Антон Казанцев – Позывной Акация: записки военного хирурга (страница 6)
Его «конурой» оказался такой же блиндаж, как и мой, только более обжитый. На столе из ящиков – газовая горелка, чайник, две жестяные кружки.
Так началась наша работа. И наше странное товарищество. Два аса, каждый – мастер в своём деле, вынужденные стать двумя половинками одного хирургического организма. Он – структура, опора, кость. Я – течение, жизнь, сосуд. Мы редко говорили о прошлом. Оно было у каждого своё, и мы оба понимали, что здесь, под землёй, оно не имеет значения. Здесь есть только сейчас, только эта рана, этот пациент, этот шов.

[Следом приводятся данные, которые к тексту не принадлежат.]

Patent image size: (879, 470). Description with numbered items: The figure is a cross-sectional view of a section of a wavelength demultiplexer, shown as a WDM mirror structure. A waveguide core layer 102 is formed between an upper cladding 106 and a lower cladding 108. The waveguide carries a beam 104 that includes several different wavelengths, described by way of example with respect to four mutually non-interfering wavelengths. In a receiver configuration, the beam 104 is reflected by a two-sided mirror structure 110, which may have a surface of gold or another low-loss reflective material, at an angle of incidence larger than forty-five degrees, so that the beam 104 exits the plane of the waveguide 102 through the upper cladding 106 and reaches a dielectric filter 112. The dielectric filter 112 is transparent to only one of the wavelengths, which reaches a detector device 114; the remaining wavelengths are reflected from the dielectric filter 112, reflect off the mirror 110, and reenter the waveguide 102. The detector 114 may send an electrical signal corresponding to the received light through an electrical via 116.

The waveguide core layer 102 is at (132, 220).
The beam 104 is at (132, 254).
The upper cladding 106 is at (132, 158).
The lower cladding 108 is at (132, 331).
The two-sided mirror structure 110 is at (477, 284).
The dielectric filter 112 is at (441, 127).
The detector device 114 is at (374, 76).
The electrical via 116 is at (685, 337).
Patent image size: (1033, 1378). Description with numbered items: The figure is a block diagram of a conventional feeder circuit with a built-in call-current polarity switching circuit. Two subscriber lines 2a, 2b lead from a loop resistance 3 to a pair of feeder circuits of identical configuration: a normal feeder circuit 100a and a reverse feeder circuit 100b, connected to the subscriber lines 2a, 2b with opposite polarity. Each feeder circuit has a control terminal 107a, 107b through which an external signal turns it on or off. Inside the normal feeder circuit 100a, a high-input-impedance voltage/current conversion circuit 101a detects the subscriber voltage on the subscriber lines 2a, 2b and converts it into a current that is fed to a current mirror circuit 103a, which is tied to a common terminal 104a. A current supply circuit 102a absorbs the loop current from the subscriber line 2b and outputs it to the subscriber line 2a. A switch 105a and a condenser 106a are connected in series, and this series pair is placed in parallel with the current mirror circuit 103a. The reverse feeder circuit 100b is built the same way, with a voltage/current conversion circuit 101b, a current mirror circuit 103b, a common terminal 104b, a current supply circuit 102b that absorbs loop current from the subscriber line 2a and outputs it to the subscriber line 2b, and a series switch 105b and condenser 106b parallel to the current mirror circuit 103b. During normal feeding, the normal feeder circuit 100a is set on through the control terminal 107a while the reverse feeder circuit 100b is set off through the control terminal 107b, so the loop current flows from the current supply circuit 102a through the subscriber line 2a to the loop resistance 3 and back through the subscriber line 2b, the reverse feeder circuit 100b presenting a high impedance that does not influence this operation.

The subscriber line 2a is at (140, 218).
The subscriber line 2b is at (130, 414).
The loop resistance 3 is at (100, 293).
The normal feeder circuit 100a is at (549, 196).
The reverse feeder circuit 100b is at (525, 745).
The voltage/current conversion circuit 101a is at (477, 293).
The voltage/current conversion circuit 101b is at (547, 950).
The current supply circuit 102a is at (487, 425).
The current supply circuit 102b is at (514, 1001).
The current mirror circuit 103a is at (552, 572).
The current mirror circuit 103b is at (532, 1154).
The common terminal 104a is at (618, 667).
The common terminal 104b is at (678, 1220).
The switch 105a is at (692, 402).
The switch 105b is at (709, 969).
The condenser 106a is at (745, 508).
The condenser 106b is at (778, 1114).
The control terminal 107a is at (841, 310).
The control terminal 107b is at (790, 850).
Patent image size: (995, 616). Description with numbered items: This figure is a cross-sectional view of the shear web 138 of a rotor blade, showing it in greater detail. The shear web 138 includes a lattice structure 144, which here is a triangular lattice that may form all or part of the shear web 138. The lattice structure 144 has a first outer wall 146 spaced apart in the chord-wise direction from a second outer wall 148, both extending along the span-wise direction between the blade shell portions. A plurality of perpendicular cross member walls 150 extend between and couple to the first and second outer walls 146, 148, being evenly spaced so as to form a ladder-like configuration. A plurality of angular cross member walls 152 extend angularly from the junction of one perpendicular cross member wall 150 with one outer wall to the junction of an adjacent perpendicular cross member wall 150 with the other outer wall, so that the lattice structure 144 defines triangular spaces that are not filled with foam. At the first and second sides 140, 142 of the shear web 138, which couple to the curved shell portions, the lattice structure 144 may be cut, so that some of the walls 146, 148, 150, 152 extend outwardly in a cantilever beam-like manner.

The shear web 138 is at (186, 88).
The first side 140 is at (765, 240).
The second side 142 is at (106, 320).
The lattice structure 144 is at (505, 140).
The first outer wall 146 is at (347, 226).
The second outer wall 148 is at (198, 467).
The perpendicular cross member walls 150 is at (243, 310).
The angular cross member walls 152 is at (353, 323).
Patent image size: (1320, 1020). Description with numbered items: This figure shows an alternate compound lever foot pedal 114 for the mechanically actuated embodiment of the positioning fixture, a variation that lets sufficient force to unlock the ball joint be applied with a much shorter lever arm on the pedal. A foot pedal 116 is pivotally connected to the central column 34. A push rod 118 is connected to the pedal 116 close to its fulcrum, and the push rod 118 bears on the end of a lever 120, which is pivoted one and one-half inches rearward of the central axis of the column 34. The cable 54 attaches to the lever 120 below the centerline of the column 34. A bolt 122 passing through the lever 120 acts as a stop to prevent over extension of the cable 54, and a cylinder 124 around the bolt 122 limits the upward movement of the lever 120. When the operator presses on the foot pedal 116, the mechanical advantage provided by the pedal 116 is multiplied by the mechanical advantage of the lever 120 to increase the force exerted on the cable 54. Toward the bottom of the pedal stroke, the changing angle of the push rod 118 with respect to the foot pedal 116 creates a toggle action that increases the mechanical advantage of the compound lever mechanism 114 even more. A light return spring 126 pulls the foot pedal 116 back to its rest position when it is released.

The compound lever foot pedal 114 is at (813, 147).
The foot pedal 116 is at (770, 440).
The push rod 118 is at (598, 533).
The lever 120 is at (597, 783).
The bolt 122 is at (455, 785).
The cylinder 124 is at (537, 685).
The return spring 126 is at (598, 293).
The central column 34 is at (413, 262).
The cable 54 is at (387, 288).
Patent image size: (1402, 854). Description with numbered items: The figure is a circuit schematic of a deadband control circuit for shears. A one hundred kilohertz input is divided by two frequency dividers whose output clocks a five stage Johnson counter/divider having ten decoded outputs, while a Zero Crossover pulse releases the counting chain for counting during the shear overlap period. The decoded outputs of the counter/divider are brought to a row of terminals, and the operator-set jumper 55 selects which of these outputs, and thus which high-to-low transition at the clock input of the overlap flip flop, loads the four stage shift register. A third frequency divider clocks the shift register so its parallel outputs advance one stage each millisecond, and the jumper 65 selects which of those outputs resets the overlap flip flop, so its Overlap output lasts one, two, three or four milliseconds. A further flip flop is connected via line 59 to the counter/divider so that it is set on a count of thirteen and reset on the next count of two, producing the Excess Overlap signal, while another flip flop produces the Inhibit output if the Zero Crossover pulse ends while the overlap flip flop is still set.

И была его дурацкая привычка – щекотать меня. Нарушать моё пространство. Впервые он сделал это после тяжёлой многочасовой операции, когда я, обессиленный, стоял, прислонившись к прохладной земляной стене, и тщетно пытался отогнать от себя образы искалеченных тел.
– Что уставился в пустоту? – подошёл он. – Думаешь, мог бы лучше?
Я кивнул, не в силах говорить.
– Не мог, – отрезал он. И вдруг его пальцы впились мне в бок.
Я аж подпрыгнул от неожиданности и дикого, животного раздражения.
– Да что ты делаешь?! Прекрати!
– Вот, ожил, – он усмехнулся. – А то был как памятник самому себе. Идём, суп холодный стоит.
Мне это жутко не нравилось. Я всегда ценил дистанцию. В медицине, в жизни. А он её грубо и постоянно нарушал. Но странное дело – в этом подземном аду, где личное пространство сжималось до размеров блиндажа, его вторжения… возвращали ощущение чего-то человеческого. Глупого, раздражающего, но живого.
Блиндажные вечера
Жили мы, действительно, в блиндажах. Не в палатках. Каждый – в своём, вырытом в плотном суглинке, укреплённом брёвнами и накатом из бревен. Внутри – железная койка, печка-буржуйка, стол да пара ящиков. Сыро, холодно зимой, душно летом. Но – безопасно. Сверху – метр земли и сосны.
Вечерами, если не было срочных операций, мы собирались у кого-нибудь. Чаще – у Табиба. Он умел доставать странные вещи: то настоящий кофе в зёрнах, то плитку шоколада, то книгу в потрёпанном переплёте.
Иногда мы спорили. О методах, о подходах. У нас были разные школы, разные учителя. Он был сторонником жёсткой, агрессивной стабилизации – пластины, стержни, немедленная нагрузка. Я предпочитал более осторожную тактику, особенно когда дело касалось комбинированных травм с сосудистым компонентом.
– Ты его заковываешь в сталь, а кровоток не восстановлен до конца! – горячился я однажды после сложного случая.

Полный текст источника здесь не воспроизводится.